El salario mínimo mensual en Venezuela es de 130 bolívares desde 2022, cuando equivalía a treinta dólares, pero la inflación crónica —cuyo valor acumulado en lo que va de 2026 alcanzó el 90 %— lo devaluó a 27 centavos de dólar en la actualidad, y para paliar esta depreciación, el Gobierno paga unas bonificaciones que el pasado 30 de abril fueron aumentadas a 240 dólares.
«Aumenten los salarios o seguimos en la calle, no queremos bono ni aumentos responsables», coreaba otro grupo en la protesta de este sector, que ha sido especialmente golpeado en la última década, luego de ser una de las áreas profesionales —junto a salud y seguridad— mejor pagada y con más beneficios del país.
Los profesores entregaron un documento al ministerio, en el que pidieron el aumento del salario y el pago para todos los trabajadores de otro supuesto bono que, aseguran, solo se ha pagado a algunos sectores.
El presidente de la Asociación de Profesores de la Universidad Central de Venezuela (APUCV), José Gregorio Alfonso, recordó que «ninguna de las bonificaciones son salarios», debido a que no tienen incidencia en los beneficios laborales como las vacaciones, las liquidaciones o el cálculo de las prestaciones sociales.
«Sin salario están destruyendo el valor de nuestro trabajo», añadió Alonso al señalar que, si no hay aumentos, la movilización va a escalar «en la posibilidad real» de una paralización del sector universitario.
Por su parte, el secretario de contrato y conflicto de la Federación de Sindicatos de la Educación Superior de Venezuela, José Pérez, denunció que el Gobierno tiene «muchas deudas» con el sector universitario y que, de mantenerse en 130 bolívares el salario mínimo, entonces el cobro vacacional de este año será de dos dólares.

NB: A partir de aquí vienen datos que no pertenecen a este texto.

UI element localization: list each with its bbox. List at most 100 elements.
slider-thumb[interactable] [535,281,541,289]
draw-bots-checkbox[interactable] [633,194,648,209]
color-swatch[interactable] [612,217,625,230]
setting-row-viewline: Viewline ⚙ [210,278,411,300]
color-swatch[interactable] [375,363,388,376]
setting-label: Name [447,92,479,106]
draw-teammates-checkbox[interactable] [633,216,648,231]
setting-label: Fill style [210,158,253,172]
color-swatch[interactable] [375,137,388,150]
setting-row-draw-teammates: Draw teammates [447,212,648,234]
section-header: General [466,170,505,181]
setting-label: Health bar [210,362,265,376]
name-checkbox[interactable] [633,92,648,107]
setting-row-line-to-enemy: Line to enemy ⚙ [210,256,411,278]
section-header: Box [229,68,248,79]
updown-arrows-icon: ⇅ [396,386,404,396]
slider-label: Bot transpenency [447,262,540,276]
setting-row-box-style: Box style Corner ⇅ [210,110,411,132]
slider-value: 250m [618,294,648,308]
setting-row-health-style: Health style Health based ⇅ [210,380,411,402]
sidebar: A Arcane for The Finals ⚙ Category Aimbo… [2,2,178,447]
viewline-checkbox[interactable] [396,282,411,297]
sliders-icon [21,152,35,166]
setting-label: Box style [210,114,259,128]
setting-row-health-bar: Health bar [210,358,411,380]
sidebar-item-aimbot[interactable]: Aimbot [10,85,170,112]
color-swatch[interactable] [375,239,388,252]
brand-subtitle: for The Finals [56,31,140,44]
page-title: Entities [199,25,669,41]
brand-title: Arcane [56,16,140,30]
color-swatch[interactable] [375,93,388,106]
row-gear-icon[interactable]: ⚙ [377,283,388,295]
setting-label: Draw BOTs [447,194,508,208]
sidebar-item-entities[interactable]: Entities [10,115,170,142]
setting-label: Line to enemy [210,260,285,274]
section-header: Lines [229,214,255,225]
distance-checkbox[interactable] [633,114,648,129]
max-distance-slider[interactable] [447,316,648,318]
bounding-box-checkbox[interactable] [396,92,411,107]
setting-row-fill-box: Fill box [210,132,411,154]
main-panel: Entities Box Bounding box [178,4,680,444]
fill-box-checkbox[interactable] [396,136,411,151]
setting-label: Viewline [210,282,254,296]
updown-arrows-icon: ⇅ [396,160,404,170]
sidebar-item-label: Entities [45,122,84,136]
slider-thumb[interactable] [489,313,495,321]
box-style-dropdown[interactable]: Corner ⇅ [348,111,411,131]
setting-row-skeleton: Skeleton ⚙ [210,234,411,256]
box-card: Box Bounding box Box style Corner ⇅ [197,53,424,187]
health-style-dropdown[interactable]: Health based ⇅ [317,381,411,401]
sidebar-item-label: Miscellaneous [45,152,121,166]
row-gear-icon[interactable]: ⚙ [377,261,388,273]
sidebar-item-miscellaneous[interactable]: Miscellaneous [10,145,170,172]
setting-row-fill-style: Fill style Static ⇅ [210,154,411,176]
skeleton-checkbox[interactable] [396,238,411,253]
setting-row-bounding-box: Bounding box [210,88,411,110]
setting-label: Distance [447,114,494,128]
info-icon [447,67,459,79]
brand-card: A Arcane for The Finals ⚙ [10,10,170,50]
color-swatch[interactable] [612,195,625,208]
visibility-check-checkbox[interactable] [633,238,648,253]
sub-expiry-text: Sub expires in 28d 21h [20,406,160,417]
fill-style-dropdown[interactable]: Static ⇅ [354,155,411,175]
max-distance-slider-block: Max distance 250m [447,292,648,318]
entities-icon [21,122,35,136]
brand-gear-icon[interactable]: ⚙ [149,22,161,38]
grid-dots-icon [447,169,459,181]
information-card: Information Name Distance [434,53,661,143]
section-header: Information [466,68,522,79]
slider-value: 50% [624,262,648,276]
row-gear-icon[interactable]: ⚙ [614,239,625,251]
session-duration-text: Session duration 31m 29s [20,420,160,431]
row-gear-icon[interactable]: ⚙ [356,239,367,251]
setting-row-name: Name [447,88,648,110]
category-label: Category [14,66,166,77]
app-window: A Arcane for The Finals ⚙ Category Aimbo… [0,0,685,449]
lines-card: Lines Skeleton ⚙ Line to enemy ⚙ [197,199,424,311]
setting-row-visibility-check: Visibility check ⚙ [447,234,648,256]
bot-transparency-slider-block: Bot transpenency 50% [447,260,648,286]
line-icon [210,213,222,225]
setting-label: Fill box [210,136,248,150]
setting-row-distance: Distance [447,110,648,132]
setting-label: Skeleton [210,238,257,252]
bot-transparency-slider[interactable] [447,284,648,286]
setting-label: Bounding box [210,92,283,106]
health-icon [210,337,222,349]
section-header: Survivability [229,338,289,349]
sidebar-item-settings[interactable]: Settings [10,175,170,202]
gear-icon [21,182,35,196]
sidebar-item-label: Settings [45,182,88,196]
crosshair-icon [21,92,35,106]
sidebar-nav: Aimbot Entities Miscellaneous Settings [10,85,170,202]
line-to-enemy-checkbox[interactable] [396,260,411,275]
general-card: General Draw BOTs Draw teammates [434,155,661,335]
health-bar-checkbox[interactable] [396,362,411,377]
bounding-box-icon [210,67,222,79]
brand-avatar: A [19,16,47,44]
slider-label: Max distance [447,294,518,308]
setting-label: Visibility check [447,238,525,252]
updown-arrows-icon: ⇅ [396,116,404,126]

Según el Centro de Documentación y Análisis Social de la Federación Venezolana de Maestros, una familia de cinco miembros en Venezuela necesita más de seiscientos dólares para cubrir los gastos básicos de alimentación.
Y, de acuerdo con la Encuesta Nacional de Condiciones de Vida (Encovi) de la Universidad Católica Andrés Bello (UCAB), más de la mitad de la población en Venezuela vivió durante 2025 en condiciones de «pobreza multidimensional», calculada a partir de aspectos como ingresos, empleo, vivienda, servicios, educación y salud.